If someone asks me about utf-8 and parsing, I will recommend this talk.
Well, the first thing you should always do when someone asks about parsing utf-8 is check whether they're not doing so for a bogus reason. Decoding utf-8 into codepoints is something that's rarely needed, instead you can usually simply treat utf-8 strings as byte-strings that satisfy a certain grammar (which needs to be validated for untrusted inputs, but otherwise isn't too important).
As far as error handling is concerned, invalid code units cannot simply be dropped. They must be substituted with U+FFFD or the conversion must halt. The security implications are covered here : unicode.org/reports/tr36/#Ill-Formed_Subsequences
Thank you for the great presentation!
mm_set and mm_set1 intrinsics compile to RAM references. You should use _mm_setzero_si128 to zero registers.
Skip to somewhere around 14:00 if you already know how UTF-8 and friends work to get straight to talking about the code.

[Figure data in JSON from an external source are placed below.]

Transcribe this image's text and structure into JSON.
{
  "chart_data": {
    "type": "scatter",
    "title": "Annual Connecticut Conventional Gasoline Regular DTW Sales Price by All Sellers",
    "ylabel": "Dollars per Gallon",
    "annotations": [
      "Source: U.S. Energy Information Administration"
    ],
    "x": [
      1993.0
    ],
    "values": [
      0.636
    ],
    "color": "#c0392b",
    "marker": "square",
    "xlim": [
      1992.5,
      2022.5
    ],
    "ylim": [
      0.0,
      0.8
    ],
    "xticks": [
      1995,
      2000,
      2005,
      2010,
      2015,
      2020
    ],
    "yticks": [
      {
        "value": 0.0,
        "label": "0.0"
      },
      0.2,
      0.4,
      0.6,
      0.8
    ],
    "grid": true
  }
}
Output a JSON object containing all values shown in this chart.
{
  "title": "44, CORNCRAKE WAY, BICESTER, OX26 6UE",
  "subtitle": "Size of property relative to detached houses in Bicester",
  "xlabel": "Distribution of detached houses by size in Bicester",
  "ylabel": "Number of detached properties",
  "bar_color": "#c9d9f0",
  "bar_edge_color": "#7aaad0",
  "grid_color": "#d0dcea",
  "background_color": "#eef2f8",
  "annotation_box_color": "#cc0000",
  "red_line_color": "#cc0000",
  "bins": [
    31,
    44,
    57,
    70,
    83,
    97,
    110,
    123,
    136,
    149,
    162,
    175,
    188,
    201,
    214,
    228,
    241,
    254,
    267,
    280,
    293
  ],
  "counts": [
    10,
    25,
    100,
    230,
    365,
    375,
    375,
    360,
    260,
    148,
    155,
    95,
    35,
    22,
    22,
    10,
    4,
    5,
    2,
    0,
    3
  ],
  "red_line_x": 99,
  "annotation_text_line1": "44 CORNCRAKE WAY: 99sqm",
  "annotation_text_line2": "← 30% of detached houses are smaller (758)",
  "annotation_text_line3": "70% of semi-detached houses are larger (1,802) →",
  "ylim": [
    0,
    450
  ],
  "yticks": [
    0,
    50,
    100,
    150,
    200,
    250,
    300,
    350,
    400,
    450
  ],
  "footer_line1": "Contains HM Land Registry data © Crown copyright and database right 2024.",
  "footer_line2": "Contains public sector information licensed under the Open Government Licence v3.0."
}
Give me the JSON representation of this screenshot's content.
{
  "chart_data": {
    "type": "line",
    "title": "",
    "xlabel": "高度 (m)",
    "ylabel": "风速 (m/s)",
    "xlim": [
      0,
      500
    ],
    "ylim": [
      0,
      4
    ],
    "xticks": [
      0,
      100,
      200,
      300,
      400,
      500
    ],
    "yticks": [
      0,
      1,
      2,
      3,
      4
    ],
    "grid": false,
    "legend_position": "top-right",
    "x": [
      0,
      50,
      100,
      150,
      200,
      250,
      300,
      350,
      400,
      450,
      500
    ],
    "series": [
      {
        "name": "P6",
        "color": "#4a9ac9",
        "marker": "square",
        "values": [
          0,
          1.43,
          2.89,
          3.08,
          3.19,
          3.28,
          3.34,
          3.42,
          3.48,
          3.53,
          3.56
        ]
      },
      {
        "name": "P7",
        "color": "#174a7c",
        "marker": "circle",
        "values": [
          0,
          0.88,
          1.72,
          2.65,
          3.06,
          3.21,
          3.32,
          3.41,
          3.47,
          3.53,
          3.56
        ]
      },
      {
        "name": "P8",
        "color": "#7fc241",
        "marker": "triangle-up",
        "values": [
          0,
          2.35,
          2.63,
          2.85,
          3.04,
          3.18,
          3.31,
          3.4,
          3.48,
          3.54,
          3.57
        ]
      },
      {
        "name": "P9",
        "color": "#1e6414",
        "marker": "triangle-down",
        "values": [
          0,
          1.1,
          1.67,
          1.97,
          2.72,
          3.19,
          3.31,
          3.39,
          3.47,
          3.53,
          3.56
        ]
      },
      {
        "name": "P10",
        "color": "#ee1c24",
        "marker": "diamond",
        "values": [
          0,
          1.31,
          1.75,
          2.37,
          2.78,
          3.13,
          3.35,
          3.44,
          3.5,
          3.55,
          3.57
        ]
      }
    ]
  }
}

Extremely interesting presentation. IMHO it's C (but really high C quality) and not C++, but this doesn't remove anything to the quality of the talk.
Actually, the C version of the code shown would be a lot uglier considering the enums would leak out of struct scopes.

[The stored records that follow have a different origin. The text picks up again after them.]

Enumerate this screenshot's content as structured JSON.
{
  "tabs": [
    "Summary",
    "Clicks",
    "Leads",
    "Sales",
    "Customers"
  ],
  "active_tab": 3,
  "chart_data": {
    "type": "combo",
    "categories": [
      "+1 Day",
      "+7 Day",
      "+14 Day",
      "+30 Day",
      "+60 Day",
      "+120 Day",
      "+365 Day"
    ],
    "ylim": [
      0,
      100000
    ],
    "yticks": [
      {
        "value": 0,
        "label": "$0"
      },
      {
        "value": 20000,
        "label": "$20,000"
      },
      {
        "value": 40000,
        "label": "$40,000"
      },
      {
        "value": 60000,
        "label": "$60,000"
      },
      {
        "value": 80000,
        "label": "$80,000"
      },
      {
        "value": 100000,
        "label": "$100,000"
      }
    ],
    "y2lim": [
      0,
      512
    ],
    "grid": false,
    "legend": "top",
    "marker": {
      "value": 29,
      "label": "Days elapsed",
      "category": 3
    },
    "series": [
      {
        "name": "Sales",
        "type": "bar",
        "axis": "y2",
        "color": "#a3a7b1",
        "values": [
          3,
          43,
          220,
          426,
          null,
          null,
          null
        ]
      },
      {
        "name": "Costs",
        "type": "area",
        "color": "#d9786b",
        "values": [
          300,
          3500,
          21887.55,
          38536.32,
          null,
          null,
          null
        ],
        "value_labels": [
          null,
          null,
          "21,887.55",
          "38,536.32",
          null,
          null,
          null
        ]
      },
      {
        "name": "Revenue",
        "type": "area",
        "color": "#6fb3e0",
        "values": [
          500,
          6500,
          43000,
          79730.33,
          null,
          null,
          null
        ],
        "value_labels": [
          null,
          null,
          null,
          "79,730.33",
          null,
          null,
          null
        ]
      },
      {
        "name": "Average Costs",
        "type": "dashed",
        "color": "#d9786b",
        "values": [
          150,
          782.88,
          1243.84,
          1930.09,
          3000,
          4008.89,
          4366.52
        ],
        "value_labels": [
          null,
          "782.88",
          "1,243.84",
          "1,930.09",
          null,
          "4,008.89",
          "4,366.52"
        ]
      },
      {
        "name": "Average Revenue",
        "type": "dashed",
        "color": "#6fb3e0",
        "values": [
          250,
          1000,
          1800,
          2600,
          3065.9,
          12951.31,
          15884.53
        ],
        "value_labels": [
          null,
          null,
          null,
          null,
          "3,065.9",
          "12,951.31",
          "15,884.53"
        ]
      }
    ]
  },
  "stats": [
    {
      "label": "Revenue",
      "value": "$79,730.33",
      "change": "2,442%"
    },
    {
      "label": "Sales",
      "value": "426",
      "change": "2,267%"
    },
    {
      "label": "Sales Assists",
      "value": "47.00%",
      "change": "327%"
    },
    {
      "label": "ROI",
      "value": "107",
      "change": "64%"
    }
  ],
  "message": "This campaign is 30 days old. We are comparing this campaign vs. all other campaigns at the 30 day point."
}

@@bit2shift It wouldn't matter. The enums don't need to be in public headers so they don't need to be scoped anyway. But even if you do scope your enums in C, foo__bar is hardly any different from foo::bar. Sure you would always need to use foo__bar and could never just do bar (actually, you could have a macro to bring unscoped variants into a function scope), but some consider such context sensitivity ugly. Best to forget about such petty "what's ugly and what's not" discourse and just focus on generating fast assembly.
@@pskocik yes, let the compiler do what it knows pretty well.
Doesn't matter if the enums are hidden from the public interface or not. The point is that unscoped enums can very easily lead to subtle bugs.
I would've liked to see some kind of analysis of why his code is so much more efficient -- especially compared to the other DFA implementation. I suspect his performance advantage may evaporate once he handles the cases that the other implementations deal with.
if the code handles majority of cases and reliably identify exceptions without losing speed, then the default implementation can be used as fallback. It's done all the time when letting one (non-CPU) piece of hardware handle the fast path, and punt the exceptional cases to the CPU. In this case - if the UTF-8 is well formed, it can be handled fast.
00:15:00
The conditions of the if-else ladder here confused me and after some digging, I found it is just to check the first 1, 3 , 4 and 5 bits and it would be more unerstandable to do this with just an increasing last points of
I actually tested many 'optimized' UTF-8 decoders the other day, unfortunately, many could not correctly handle overlong or incorrect codepoints (even if they claimed they could), report error positions for invalid/corrupted bytes accurately, or beat a naive UTF-8 decoder when decoding mostly ASCII (Due to branch mispredicts). I like the presentation of this topic, but unfortunately, most of these 'optimized' decoders just aren't practical for production software.
I'm surprised that Microsoft had the best results among the competition.
Want to have strlen() results to feel the speed.
"DFAs can recognize simple regular expressions" thats kinda backwards, regular expressions were first defined as a way to describe regular languages, which are, by definition, accepted by DFAs. The problem is that Perl then implemented regexes via backtracking and started adding features that are not regular, but easy to implement when you have a backtracking solver...
Energy consumption should also be compared.
Energy consumption of SIMD instructions are typically going to be lower than for equivalent SISD instructions over the same data.